At the same time, policy makers appear less concerned about the losses in DC funds, partly because the average membership for DC schemes is still young and partially because losses will be borne by individuals.
For example, only 5% of Nest’s members are 60 years or older while 30-year-olds account for nearly a third of its savers. Mark Fawcett, Nest’s chief investment officer, warns members against sudden withdrawals in the current environment and urges patience. “Most Nest members are unlikely to experience a long-term impact from shorter term market falls either because they’re young enough to comfortably ride them out or because, if they’re closer to retirement, we’ll have taken steps to move their money out of the stock markets,” he stresses.
One of the initial effects of the Coronavirus crisis could be that a further increase of automatic enrolment contributions is put on hold. Speaking in March at the PLSA conference in Edinburgh, pensions minister Guy Opperman suggested that automatic enrolment contribution levels should be kept at 5% for employees and 3% for employers to help businesses and households deal with the effects of the crisis. While The Pensions Regulator has so far stressed that employers are expected to “meet their automatic enrolment duties” despite the ongoing crisis, the government has neither confirmed nor denied a potential deferral of contributions.
The way forward
The long-term impact of the Coronavirus crisis on the global economy and concomitantly its impact on UK pension schemes is still uncertain and depends on the ability of Western governments to curtail the spread of the virus.
While former Bank of England governor Mark Carney and European Central Bank president Christine Lagarde were careful to describe the events initially as a shock, rather than a recession, four former top officials at the IMF have already warned that global economy is now in a recession.
According to Ellison, remaining optimistic is now a necessity for investors. “There is a Monty Python sketch about no one expecting the Spanish inquisition. Similarly, no one expects the Black Swan, no one expected a pandemic. And to prepare for such an event is expensive.
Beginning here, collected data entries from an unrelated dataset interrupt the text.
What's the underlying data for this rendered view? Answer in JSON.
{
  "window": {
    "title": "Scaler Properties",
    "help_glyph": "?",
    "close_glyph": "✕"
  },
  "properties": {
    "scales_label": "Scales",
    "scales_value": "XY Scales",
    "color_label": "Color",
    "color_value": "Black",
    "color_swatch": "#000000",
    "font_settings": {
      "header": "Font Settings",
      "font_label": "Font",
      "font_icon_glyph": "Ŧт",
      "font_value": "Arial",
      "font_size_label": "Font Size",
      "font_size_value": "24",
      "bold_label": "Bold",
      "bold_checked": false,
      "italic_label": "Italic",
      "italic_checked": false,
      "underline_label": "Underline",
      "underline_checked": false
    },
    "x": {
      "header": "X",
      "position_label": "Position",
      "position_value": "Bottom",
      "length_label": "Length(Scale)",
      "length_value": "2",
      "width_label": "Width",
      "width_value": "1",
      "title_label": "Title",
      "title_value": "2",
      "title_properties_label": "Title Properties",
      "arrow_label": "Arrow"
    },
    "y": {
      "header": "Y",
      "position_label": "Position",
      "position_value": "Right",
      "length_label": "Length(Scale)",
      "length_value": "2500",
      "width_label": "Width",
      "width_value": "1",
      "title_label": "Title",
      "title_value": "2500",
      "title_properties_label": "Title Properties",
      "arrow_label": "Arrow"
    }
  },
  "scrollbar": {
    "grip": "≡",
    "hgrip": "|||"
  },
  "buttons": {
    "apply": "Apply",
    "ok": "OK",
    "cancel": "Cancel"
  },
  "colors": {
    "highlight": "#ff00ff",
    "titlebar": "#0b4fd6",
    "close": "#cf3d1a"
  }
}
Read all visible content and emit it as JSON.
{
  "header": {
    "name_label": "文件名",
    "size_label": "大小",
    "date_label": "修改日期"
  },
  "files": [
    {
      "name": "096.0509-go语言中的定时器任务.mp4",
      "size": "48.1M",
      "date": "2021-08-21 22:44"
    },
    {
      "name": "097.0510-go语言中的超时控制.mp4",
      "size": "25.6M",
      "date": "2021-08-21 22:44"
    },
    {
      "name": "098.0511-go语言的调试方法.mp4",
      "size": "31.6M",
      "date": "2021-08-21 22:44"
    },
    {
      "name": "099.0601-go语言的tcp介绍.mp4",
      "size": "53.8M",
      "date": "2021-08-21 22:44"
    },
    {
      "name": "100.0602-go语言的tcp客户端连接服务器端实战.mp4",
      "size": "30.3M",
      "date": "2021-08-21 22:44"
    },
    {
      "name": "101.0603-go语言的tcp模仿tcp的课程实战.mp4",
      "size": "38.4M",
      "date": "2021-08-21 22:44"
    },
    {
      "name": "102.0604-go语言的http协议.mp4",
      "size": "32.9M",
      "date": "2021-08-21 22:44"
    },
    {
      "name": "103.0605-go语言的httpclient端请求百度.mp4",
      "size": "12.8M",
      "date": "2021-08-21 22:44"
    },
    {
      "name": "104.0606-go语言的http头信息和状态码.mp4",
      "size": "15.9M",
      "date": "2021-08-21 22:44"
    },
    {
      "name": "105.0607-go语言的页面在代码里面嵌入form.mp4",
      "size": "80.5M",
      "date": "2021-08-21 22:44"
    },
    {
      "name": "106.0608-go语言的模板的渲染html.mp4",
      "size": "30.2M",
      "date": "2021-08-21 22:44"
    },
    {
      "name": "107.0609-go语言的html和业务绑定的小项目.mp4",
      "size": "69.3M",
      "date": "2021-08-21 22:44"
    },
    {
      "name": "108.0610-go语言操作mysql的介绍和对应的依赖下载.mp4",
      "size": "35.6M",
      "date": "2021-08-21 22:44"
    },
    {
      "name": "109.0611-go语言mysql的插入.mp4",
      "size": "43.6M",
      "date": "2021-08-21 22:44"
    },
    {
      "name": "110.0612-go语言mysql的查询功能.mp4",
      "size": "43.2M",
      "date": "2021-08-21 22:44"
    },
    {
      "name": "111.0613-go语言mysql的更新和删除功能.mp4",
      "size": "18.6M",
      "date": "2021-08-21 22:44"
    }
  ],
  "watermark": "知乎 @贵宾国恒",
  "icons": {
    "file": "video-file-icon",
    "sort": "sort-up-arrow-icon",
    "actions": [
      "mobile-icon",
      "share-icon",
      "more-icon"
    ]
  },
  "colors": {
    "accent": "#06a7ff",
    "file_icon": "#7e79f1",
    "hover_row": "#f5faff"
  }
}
So quite rightly, no pension fund did that.
“I wouldn’t blame anybody for not preparing for this event because it would have been too expensive and the risk would have been outweighed by the cost,” he adds. “The worst case scenario could be a lot worse, markets could halve again, the lockdown could last for a year, we might not find a cure, but we have to work on the assumption that things will get better, you can’t live your life on a worst case scenario.”
Gerard Lyons, an economist, predicts that China’s provisional success in limiting the spread of the virus bodes well for the global economic outlook. “If China is past the worst, then in Q2 the economy might start to recover, but we need to be convinced of that,” he said in a speech at the PLSA conference.
But since his speech, infection rates across major Western economies have dramatically exceeded those in China. The British government has joined many other countries in implementing major containment measures.
As the pace of infection rates in the UK overtakes those in Italy, it appears unlikely that this gamble will play off.